Der Winter 1952 frisst die letzten Spuren des

Krieges unter dem Schnee der Dachsteinregion.

Johann Rieger, letzter Bergbauer von St. Georgen

am Längsee, findet sie am Morgen nach dem

Neuschnee — halb erstarrt, in einem zerfetzten

Mantel, mit einem Pass, der keinen

österreichischen Stempel trägt, sondern einen

silbernen Adler mit einem durchgestrichenen

Hakenkreuz. Der Pass ist verboten seit ’47: Wer

ihn besitzt, gilt als Verbrecher. Wer ihm hilft,

verliert das Erbe.

Er trägt sie in den Stall, vergräbt ihre Kleider

unter Heu, deckt sie mit einem alten

WeihwasserTuch zu. Seine Frau ist tot, sein Sohn

verschwunden seit ’44. Die Gemeinde weiß nichts.

Die Kirche predigt Vergebung. Der Bezirksrat

aber hat neue Regeln: seit März ’51, nach dem

„Gesetz zur Wiederherstellung der heimatlichen

Ordnung“, wird jeder, der einen „Unbekannten mit

staatsfeindlichem Hintergrund“ beherbergt, mit

der Enteignung bestraft. Das Land geht an den

Genossenschaftsverband. Die Polizei kommt nicht

mehr mit Wagen — sie kommen mit Akten und

Unterschriften.

Drei Tage später kommt der Bezirkskommissar. Er

hat die Spuren im Schnee — eine Blutspur, die

nur zu Riegers Hof führt. Er spricht nicht. Er

legt ein Formular auf den Tisch: „Erklärung zur

Aufnahme eines Fremden“. Johann unterschreibt

nicht. Er trinkt Schnaps, schaut aus dem Fenster.

Die Kinder vom Dorf spielen mit Steinen, die sie

von der alten Eisenbahnbrücke holen — sie wissen

nicht, dass die Brücke 1943 von deutschen

Truppen gesprengt wurde, um Flüchtlinge zu

stoppen.

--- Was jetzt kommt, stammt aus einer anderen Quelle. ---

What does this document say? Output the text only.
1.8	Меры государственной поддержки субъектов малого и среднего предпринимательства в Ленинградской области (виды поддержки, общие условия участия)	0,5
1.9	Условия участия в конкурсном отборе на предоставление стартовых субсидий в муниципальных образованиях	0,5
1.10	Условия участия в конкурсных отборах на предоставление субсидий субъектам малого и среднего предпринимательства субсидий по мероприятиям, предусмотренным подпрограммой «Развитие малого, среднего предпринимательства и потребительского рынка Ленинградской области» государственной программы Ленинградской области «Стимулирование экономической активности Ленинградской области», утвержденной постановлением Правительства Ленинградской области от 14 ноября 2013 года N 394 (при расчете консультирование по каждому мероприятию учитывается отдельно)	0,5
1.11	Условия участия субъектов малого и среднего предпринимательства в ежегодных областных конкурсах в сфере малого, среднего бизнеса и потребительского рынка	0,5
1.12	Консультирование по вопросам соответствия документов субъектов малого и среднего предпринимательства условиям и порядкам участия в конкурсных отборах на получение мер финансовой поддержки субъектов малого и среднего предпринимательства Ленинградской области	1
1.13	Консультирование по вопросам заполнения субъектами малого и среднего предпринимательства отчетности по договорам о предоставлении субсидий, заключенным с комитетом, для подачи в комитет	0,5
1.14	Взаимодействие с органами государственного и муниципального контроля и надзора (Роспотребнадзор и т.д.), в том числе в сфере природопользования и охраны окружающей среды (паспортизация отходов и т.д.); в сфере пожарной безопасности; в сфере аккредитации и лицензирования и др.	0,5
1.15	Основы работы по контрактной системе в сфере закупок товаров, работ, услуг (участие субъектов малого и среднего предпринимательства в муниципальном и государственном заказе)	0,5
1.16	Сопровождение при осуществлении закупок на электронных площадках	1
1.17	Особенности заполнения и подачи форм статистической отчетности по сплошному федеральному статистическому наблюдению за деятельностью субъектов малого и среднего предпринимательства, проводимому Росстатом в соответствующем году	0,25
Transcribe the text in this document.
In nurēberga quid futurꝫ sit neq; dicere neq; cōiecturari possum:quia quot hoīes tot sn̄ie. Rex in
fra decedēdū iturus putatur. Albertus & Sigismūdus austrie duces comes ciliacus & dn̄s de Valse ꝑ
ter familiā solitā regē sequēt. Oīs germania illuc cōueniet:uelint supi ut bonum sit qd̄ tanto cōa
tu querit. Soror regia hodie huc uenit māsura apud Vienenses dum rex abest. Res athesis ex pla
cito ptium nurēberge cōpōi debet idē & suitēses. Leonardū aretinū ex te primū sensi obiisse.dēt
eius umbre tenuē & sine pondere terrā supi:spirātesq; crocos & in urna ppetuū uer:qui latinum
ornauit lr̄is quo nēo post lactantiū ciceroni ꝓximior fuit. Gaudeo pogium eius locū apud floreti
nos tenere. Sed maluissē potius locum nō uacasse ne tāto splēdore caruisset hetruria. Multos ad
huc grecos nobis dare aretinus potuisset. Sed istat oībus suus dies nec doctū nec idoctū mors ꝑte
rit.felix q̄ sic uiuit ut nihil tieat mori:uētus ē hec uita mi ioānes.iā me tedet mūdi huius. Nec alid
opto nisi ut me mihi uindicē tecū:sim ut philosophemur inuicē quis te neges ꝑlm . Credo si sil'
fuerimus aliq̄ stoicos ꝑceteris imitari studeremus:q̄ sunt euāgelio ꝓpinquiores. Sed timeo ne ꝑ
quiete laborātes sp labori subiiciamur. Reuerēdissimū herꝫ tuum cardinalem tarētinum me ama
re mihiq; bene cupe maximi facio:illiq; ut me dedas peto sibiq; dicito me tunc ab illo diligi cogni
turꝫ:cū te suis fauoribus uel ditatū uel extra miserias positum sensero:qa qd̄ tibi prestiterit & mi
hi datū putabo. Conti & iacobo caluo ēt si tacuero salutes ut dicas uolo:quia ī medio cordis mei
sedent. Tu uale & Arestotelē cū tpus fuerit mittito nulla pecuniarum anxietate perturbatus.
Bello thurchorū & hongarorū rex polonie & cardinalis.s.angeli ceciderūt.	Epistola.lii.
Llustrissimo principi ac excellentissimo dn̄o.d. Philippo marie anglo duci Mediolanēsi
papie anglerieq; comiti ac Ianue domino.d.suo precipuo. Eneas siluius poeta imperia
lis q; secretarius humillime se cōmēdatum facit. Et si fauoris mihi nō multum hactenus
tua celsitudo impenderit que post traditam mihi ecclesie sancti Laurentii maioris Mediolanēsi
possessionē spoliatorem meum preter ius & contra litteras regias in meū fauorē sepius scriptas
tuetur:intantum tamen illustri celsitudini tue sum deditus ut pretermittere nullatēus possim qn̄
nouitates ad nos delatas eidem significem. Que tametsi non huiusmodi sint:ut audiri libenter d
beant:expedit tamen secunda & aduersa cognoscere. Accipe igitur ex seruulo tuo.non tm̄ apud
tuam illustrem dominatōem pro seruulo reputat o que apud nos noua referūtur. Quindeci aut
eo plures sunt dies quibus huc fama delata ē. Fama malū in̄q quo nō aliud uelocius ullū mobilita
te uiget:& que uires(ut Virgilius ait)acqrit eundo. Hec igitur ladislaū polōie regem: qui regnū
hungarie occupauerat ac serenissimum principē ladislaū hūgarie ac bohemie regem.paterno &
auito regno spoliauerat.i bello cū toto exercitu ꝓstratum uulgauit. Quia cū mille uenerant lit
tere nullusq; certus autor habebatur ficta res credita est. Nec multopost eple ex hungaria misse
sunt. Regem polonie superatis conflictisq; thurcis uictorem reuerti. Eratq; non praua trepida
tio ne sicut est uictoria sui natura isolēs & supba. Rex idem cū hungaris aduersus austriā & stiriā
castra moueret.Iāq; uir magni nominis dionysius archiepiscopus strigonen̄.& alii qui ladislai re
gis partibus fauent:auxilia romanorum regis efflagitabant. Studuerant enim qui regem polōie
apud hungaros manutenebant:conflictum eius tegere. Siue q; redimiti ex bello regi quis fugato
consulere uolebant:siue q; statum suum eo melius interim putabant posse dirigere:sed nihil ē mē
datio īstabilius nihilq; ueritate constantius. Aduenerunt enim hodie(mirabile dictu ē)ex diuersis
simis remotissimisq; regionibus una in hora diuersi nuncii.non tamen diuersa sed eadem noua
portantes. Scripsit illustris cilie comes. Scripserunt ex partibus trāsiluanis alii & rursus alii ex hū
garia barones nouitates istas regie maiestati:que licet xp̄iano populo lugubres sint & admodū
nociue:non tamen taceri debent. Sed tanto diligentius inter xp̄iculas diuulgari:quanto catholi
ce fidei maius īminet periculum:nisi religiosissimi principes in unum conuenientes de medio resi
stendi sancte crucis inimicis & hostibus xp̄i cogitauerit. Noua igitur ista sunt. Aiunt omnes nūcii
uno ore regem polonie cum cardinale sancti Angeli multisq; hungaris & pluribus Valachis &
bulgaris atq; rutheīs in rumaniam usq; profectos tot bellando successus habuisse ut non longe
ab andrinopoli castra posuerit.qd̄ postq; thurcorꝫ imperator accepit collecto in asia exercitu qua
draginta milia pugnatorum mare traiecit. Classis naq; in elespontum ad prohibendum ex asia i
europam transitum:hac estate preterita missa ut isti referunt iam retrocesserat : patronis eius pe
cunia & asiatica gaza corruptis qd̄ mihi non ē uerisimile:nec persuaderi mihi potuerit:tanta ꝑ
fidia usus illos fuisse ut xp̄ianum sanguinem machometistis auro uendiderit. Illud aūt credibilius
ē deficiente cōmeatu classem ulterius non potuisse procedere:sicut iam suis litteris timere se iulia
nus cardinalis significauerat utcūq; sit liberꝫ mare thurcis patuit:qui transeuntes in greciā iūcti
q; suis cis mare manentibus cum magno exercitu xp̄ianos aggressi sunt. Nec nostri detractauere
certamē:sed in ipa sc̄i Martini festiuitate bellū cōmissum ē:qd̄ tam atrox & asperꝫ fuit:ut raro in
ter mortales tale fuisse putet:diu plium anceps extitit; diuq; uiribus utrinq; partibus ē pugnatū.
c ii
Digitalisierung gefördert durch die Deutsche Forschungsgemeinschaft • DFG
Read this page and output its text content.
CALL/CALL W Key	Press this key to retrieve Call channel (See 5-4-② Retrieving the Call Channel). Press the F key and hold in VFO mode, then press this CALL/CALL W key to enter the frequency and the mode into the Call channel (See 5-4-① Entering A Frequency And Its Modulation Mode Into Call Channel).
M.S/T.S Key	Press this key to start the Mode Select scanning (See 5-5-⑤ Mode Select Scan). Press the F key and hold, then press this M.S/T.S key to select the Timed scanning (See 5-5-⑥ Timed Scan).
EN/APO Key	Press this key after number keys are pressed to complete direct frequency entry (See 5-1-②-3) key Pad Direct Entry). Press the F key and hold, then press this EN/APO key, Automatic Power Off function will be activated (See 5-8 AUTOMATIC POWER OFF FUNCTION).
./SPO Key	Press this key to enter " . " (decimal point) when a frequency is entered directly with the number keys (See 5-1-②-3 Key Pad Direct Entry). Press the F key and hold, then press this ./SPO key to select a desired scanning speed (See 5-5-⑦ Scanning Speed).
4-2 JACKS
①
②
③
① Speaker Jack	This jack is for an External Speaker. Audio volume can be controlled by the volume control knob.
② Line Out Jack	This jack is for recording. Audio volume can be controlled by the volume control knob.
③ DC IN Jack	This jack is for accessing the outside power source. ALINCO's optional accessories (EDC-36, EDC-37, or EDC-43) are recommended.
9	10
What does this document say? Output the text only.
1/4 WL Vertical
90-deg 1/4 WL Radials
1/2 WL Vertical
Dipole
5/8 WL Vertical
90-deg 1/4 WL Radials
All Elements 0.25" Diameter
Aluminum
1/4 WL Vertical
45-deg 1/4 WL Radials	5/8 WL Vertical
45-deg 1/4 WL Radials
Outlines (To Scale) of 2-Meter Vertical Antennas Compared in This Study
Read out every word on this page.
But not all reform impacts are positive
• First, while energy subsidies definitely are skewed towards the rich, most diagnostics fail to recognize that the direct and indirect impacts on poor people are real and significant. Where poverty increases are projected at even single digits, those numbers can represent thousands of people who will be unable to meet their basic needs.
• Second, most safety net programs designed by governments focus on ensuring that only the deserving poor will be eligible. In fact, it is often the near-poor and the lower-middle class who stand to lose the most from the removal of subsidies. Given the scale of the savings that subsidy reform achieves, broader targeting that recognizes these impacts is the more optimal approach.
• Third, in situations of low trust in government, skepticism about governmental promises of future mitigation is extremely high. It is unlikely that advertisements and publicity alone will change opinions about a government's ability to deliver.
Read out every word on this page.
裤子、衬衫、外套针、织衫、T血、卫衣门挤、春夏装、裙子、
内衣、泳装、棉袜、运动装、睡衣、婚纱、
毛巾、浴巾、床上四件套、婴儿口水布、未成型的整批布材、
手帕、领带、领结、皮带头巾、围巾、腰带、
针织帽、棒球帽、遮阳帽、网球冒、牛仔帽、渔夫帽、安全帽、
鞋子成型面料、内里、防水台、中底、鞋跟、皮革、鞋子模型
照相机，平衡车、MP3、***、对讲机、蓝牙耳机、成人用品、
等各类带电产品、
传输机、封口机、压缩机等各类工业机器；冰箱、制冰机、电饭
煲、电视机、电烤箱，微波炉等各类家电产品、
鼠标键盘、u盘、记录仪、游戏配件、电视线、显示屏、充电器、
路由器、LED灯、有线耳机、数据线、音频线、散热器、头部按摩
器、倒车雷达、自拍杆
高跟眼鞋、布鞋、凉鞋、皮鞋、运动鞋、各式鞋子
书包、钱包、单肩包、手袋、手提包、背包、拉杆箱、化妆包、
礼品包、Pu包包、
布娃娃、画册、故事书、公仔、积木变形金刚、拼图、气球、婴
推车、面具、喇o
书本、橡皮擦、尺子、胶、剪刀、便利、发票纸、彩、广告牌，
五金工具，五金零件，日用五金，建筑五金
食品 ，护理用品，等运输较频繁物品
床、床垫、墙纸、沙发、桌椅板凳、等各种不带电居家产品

Heute steht sie halb eingestürzt, ein

Denkmal ohne Inschrift.

Am Abend bringt die Fremde ihm einen Zettel. Sie

hat ihn mit einer Nadel in ihren Ärmel genäht.

Er liest ihn nicht. Er verbrennt ihn. Sie weint

nicht. Sie stirbt am nächsten Morgen, still, mit

den Händen auf dem Bauch. Er begräbt sie hinter

dem Stadel, unter einem Stein, den er aus dem

Fluss holt — denselben, den sein Sohn als Kind

mitgebracht hatte. Sie hatte ein Kind. Er weiß

es, weil er den blutigen Lappen fand, den sie

unter ihrem Kopf verbarg.

Am Morgen danach kommt der Kommissar mit zwei

Männern vom Genossenschaftsverband. Sie bringen

die Akte: „Rieger Johann, Hof St. Georgen,

Verstoß gegen §4 des Wiederherstellungsgesetzes“.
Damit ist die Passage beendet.